Lebanese-born architect Lina Ghotmeh has been selected as the architect for the 2023 Serpentine Pavilion in London. The Paris-based architect will be the 22nd designer of a Serpentine Pavilion, an annual event that began with Zaha Hadid’s commission in 2000.
Ghotmeh’s work sits at the intersection of architecture, art, and design, with particular consideration given to social conditions, environments, and materials. Her approach, therefore, includes a thorough research of location history, typologies, materials, resources, and user habits.
The 2023 Serpentine Pavilion will be titled À table, inspired by the French call to sit together at a table. Ghotmeh’s design will seek to achieve a sense of unity through its form, while an “organic” table and seating formation inside will invite human interaction.
“À table is an invitation to dwell together, in the same space and around the same table,” Ghotmeh explains. “It is an encouragement to enter into a dialogue, to convene and to think about how we could reinstate and re-establish our relationship to nature and the Earth.”
“As a Mediterranean woman, born and raised in Beirut, and living in Paris, I feel a deep belonging to our ground, to what it contains, and to what it embraces: from the buried yet weathering archaeologies of past civilisations to the embedded living world that spurs green life to sprout from every crack in the streets,” Ghotmeh continues. “In my practice as an architect, I excavate to design (and learn) from the traces of the past and I listen to the voices of my ancestors as well as those of our living world.
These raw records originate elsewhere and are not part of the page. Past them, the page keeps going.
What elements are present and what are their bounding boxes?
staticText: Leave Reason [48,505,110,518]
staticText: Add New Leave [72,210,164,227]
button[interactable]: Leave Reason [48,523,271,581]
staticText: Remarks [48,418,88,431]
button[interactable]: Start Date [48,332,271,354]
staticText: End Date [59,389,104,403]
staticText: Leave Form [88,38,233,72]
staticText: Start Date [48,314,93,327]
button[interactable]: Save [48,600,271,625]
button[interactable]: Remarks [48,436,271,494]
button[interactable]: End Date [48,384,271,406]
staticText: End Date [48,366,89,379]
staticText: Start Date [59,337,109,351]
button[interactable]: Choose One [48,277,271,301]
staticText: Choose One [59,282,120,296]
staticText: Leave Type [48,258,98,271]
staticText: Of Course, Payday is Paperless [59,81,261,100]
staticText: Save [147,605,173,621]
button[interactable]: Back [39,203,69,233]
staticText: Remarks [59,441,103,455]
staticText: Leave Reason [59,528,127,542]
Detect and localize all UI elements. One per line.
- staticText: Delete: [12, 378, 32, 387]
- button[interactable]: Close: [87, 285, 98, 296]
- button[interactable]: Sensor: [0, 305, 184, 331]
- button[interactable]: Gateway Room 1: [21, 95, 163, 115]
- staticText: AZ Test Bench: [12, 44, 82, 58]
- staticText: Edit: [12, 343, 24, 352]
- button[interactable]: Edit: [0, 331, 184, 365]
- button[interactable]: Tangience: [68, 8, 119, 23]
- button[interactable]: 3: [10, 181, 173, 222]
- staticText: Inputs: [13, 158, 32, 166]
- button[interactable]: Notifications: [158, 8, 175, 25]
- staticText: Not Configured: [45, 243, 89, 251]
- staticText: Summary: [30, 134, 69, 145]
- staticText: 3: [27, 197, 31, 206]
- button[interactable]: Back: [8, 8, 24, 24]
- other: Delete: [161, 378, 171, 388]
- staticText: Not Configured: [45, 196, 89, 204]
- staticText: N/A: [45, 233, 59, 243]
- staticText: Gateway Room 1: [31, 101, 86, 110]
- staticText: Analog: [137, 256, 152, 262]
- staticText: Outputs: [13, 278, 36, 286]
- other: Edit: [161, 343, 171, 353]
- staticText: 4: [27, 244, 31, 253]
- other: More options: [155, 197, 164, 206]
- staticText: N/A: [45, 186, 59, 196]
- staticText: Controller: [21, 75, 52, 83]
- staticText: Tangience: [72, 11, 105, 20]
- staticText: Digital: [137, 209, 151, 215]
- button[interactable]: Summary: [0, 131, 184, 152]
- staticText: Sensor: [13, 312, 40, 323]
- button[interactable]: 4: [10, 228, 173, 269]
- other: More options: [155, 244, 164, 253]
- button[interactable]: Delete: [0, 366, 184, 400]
These voices vividly resonate with future structures as ways to influence and challenge tomorrow’s architecture.”
According to Ghotmeh, the pavilion will be constructed of bio-sourced and low-carbon materials. A skeleton-like structure, inspired by tree leaves, will be formed of sustainably-sourced timber ribs arranged to support a suspended pleated roof. The pavilion will also be capable of disassembly and reassembly, allowing it to move location after its time in Hyde Park is finished.
Ghotmeh’s commission for the 2023 pavilion follows last year’s design by Theaster Gates. The 2021 edition of the Serpentine Pavilion was designed by South African studio Counterspace, whose original 2020 commission was delayed by the COVID-19 pandemic.
You can look back at the history of the Serpentine Pavilion through our dedicated coverage here.
4 Comments
Why is this even still a thing? It should have been ended after Zumthor's Mic Drop.
There's always a narrative to explain the design when it comes to the Serpentine - a personal story, a cultural angle, some kind of zeitgeist. Sometimes the words do augment the design. Other times, they obfuscate a middling project. Can a work be assessed on its merits without the provenance of its creator ala a silent crit?
its hard to do architecture for community with a project that is about an individualist conception/statement about architecture. Im impressed they went for it anyway. Will have to see it when it is done and in use. I wonder how well it works as both the collective gathering space and the cafe that it becomes when special events aren't going on (ie, most of the time).
As a built thing it is a nice reflection of our times. Restrained, simple, direct. FWIW, Zumthor's project was that too, but he was invoking introspection more than anything.
Of the last decade of projects my own favorites remain Selgascano's and Fujimoto's. Both were made for the insta generation in a flashy way (BIG too). This looks more down to earth and chill. Not a bad choice for the post-covid world we are looking into...
Given this "According to Ghotmeh, the pavilion will be constructed of bio-sourced and low-carbon materials" is it safe to assume the two above images aren't photos as credited but design images/renders? Either way I must say I do like the vibes...be interesting to compare to final product!